Were you to take all of the human settlements in Owens Valley and gather them in one spot, they’d be but a grain of sand atop a bucket full. In a land so huge, trackless and unforgiving, it’s easy to put our personal concerns into a proper perspective, since like tumbleweeds we’re just passing through while the land endures. Out there where deep geologic time shows off its face, all but the most swollen of heads shrink at least a little bit and for a little while. Some folks recoil in terror from the vision of themselves as zits on a flea’s ass—what good’s the universe if I ain’t at the center?—while others take heart in it and are the better for it.

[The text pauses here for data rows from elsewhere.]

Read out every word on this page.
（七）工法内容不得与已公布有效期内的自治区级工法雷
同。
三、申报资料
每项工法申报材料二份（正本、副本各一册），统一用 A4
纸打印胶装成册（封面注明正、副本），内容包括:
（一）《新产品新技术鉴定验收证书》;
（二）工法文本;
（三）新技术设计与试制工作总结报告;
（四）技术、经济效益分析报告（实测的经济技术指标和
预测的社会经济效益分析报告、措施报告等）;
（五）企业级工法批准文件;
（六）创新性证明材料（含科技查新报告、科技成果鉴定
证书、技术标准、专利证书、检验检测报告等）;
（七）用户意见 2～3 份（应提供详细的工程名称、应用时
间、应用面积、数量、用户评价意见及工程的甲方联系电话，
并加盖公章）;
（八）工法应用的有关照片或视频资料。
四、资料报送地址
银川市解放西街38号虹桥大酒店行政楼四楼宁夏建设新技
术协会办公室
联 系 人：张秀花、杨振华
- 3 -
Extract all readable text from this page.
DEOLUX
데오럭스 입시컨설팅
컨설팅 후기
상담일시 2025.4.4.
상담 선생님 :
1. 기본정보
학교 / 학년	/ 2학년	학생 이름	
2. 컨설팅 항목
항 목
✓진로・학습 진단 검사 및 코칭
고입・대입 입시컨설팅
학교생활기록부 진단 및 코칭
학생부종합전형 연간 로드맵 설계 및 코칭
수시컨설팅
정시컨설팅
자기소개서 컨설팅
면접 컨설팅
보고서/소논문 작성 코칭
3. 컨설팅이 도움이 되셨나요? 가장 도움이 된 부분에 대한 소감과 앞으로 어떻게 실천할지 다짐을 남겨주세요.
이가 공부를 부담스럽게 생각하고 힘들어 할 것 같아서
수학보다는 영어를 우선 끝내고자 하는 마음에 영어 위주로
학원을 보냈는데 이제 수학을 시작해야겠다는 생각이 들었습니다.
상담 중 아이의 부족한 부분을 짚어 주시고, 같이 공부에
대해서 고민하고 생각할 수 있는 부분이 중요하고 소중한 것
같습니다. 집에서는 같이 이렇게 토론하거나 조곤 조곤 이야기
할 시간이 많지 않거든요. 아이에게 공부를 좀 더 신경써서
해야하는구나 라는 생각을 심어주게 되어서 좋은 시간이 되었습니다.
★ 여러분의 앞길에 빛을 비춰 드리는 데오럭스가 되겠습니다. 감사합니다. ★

Some years ago, up in the High Sierra southwest of Lone Pine near Horseshoe Meadow, my wife and I sat and gabbed with a young local Piute fellah named Thunder. After spending a year going to community college down in El Lay, Thunder told us, he’d dropped out and returned to the Rez. He couldn’t take it down there in the smoggy red yonder, and not just because of the constant noise, crowds, sirens, choppers, gunfire and gridlock. That was bad enough, but it was all the crazy people that really drove him out. He couldn’t understand what they were saying, or thinking, or what they really wanted, it got scary and finally he had to get out of there. Then, when he returned to the valley and like a dawn mist his ancestors seemed to rise up from the ground to welcome him home, he was re-born. While it was near on impossible for somebody like himself to make a good living in these spare parts, poverty weren’t so bad when you had roots.